Sofja Petrowna war überrascht von der hölzernen Stimme, mit der er es sagte.

»Nein, ich werde dort sein . . .«

Es entstand eine drückende Stille; man hörte nur ein seltsames Röcheln in der Brust des Offiziers. Er griff sich nervös an den Hals und bewegte den Kopf, wie bemüht, eine schwere Entscheidung abzuschütteln; mit übermenschlicher Kraft unterdrückte er einen drohenden Ausbruch; er ließ sich still auf einen Stuhl nieder und blieb stockgerade sitzen; mit unnatürlich leiser Stimme begann er:

»Sehen Sie: ich habe Sie nicht mit Fragen belästigt. Sie selbst haben mich zum Zeugen des Vorgefallenen gemacht.«

Ssergeij Ssergeijewitsch konnte das Wort »roter Domino« nicht aussprechen; instinktiv fühlte er sich vor einem Lasterabgrund, dem seine Frau, auf abschüssigem Wege, entgegenrannte; wo in diesem sinnlosen Treiben das Lasterhafte lag, konnte sich Ssergeij Ssergeijewitsch nicht sagen, doch er fühlte, daß es sich hier nicht um einen einfachen Roman, nicht um Untreue, selbst nicht um einen Fall handelte.

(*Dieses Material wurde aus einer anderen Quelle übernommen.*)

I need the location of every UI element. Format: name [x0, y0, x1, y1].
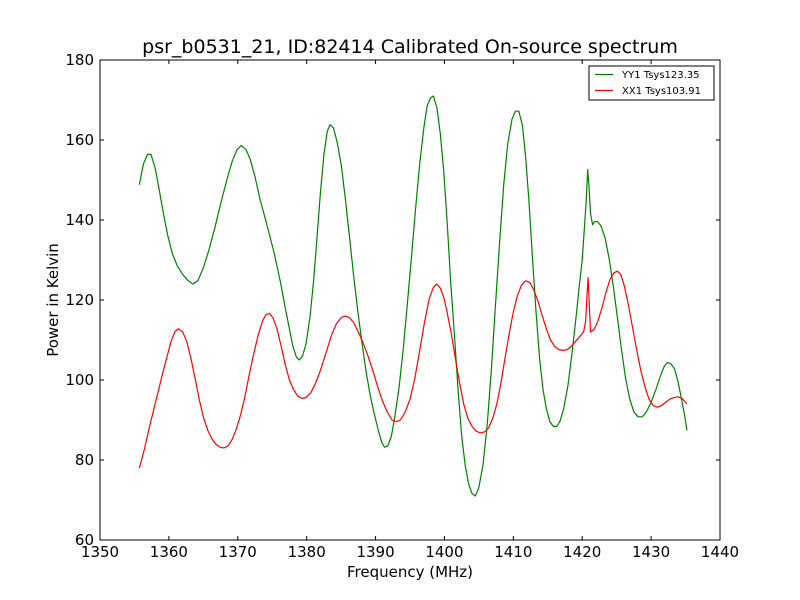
- series-lines: [138, 95, 688, 497]
- x-tick-label: 1360: [150, 543, 188, 561]
- y-tick-label: 100: [65, 371, 94, 389]
- y-axis-ticks: 60 80 100 120 140 160 180: [65, 51, 720, 549]
- series-line-xx1: [138, 270, 688, 469]
- y-tick-label: 160: [65, 131, 94, 149]
- y-tick-label: 80: [75, 451, 94, 469]
- legend: YY1 Tsys123.35 XX1 Tsys103.91: [588, 65, 715, 101]
- y-tick-label: 120: [65, 291, 94, 309]
- x-tick-label: 1370: [219, 543, 257, 561]
- legend-label-yy1: YY1 Tsys123.35: [621, 70, 700, 81]
- x-tick-label: 1420: [563, 543, 601, 561]
- y-axis-label: Power in Kelvin: [44, 243, 62, 357]
- legend-label-xx1: XX1 Tsys103.91: [622, 86, 701, 97]
- x-tick-label: 1430: [632, 543, 670, 561]
- plot-area: [100, 60, 720, 540]
- y-tick-label: 140: [65, 211, 94, 229]
- legend-box: [588, 65, 715, 101]
- x-tick-label: 1440: [701, 543, 739, 561]
- series-line-yy1: [138, 95, 688, 497]
- y-tick-label: 60: [75, 531, 94, 549]
- x-tick-label: 1350: [81, 543, 119, 561]
- chart-title: psr_b0531_21, ID:82414 Calibrated On-sou…: [142, 36, 678, 58]
- x-tick-label: 1380: [288, 543, 326, 561]
- x-tick-label: 1400: [425, 543, 463, 561]
- axes-frame: [99, 59, 721, 541]
- y-tick-label: 180: [65, 51, 94, 69]
- x-axis-label: Frequency (MHz): [347, 563, 473, 581]
- x-axis-ticks: 1350 1360 1370 1380 1390 1400 1410 1420 1430 1440: [81, 60, 739, 561]
- x-tick-label: 1390: [356, 543, 394, 561]
- x-tick-label: 1410: [494, 543, 532, 561]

Nein, nein, nein; hier schwebte über dem Ganzen das Aroma satanischer Erzesse, die wie Blausäure für immer die Seele seiner Frau zu vergiften drohten, er wußte: wird seine Frau morgen bei Zukatows erscheinen, wird sie dort den ekelhaften Domino sehen, dann ist alles verloren: die Ehre der Frau, seine Ehre als Offizier, alles.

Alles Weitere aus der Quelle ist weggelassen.